In September 2021, Crossman graduated with a degree in marine science. Weeks later, she was offered the opportunity that she and Hochberg had been waiting for: a second CABIOS scholarship for another 12-week research internship. To avoid being away from home over the holidays, the BIOS University Programs department arranged for her internship to begin the first week of February in 2022.
“Alek was fantastic when she was here in 2020: motivated, bright, and a pleasure to work with,” Hochberg said. “I knew she wanted to continue expanding her horizons, and when the opportunity arose, it was an easy decision to bring her back.”
This time, her research focused on the phenology, or seasonal changes, of coral pigments. Corals are animals that have formed a unique symbiotic relationship with a photosynthetic algae called zooxanthellae living within their tissues. In exchange for a safe place to live and nutrients required for photosynthesis, the zooxanthellae provide reef-building corals with energy, in the form of sugars formed during photosynthesis, which provide up to 90 percent of the corals’ energetic needs.
Within these zooxanthellae are pigments, including chlorophyll, the same pigment found in the leaves of trees. Hochberg’s previous interns have used a spectrometer to measure the intensity of light at different wavelengths, or spectra, of corals on a daily basis to see how chlorophyll changes. It turns out that, much like deciduous trees in terrestrial ecosystems, the pigment levels in corals change seasonally as well.
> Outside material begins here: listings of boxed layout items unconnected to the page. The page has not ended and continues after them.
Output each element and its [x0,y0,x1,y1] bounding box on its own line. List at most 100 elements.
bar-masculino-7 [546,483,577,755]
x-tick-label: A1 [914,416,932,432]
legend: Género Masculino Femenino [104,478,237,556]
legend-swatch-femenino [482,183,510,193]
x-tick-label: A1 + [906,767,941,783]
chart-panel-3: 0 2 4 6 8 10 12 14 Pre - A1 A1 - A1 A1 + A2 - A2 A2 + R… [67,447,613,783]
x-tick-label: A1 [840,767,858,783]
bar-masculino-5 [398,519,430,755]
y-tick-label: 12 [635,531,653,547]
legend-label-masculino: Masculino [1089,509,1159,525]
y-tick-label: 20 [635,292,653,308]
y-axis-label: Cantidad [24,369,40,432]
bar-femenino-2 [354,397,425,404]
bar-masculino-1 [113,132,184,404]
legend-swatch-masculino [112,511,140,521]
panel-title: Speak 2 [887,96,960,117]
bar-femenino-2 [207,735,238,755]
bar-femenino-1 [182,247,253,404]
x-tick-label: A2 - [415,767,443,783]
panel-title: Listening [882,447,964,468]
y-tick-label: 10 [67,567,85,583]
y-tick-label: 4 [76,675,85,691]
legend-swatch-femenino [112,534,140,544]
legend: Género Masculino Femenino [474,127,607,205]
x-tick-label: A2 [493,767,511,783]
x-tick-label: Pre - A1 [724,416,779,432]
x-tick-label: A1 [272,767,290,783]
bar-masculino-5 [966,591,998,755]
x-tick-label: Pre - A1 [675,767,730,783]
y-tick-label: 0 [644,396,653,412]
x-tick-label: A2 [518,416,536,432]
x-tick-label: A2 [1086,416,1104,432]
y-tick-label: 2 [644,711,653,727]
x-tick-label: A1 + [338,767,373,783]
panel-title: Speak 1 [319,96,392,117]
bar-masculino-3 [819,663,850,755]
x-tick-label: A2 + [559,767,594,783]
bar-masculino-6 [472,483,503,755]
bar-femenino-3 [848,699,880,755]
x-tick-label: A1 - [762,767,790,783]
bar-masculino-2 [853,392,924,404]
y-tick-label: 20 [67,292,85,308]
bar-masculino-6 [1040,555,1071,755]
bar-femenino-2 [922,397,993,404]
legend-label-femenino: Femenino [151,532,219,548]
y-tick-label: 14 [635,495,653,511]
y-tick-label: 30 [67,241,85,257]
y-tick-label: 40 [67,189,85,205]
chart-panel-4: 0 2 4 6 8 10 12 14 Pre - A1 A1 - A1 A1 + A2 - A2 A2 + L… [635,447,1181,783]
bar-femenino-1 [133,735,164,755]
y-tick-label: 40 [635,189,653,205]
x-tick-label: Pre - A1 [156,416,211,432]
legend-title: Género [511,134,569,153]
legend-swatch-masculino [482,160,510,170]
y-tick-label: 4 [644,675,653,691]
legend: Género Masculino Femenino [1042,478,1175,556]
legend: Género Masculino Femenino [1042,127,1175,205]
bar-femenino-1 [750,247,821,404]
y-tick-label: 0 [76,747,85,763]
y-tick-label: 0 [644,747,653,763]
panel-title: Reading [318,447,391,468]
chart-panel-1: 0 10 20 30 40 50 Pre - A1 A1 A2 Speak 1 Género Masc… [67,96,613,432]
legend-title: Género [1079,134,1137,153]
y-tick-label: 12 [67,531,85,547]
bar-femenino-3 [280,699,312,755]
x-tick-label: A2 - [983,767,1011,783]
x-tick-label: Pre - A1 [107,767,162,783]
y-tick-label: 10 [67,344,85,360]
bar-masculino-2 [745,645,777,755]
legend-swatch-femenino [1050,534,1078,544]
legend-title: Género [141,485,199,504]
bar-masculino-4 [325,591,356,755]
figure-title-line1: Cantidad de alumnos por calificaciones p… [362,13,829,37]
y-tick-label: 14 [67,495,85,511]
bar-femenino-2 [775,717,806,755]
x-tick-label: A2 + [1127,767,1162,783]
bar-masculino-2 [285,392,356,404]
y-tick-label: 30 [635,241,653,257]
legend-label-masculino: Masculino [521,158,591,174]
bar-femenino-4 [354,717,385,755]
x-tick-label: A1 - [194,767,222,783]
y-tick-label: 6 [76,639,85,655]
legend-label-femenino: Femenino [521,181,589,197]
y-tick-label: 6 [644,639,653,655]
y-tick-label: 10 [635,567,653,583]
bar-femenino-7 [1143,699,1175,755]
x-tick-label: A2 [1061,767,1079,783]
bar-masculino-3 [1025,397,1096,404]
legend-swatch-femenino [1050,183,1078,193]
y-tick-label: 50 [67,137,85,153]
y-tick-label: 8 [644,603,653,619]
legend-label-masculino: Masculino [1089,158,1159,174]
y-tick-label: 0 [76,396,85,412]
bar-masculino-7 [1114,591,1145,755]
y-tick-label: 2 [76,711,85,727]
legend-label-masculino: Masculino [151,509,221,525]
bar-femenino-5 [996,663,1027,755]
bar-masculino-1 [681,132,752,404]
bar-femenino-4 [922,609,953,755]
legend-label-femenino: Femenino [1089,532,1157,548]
“On land, certain conditions must be met in terms of air temperature and day length before the pigment response in leaves is triggered,” Hochberg said. “It makes sense for corals and zooxanthellae to have evolved this same pattern because they’ve had this symbiosis since before the dinosaur era.”
To investigate further, Hochberg devised a controlled study that involved manipulating temperature and light, then measuring daily changes in chlorophyll. As with previous studies, spectral measurements were taken to get estimates of chlorophyll rather than taking direct tissue samples, which would kill the sample coral organisms used in the investigation.
The study used a total of 20 corals arranged evenly in four tanks that are housed inside Hochberg’s wet lab. One tank was allowed to progress through spring light and temperature conditions as normal. A second tank was allowed to progress with temperature, but not light. The third tank was allowed to progress with light, but not temperature. The fourth tank was not allowed to progress at all. For 30 days, Crossman measured the corals’ spectra, in addition to maintaining the experimental systems, caring for the living corals, and conducting basic data processing. Data analysis is still underway.
“Even though there were some hiccups, this experience taught me problem-solving skills and how to improve my research in the future,” Crossman said. “Nothing is ever perfect the first time you do it, so I’m only encouraged to improve the design and answer the new questions that come up.”
Now back home in Quispamsis, located in New Brunswick, Canada, Crossman is applying for internships and jobs in marine science fields, while also contemplating graduate school, a decision she credits in part to her experiences at BIOS. Crossman says she’s particularly interested in studying coral genomics and the processes behind coral phenology.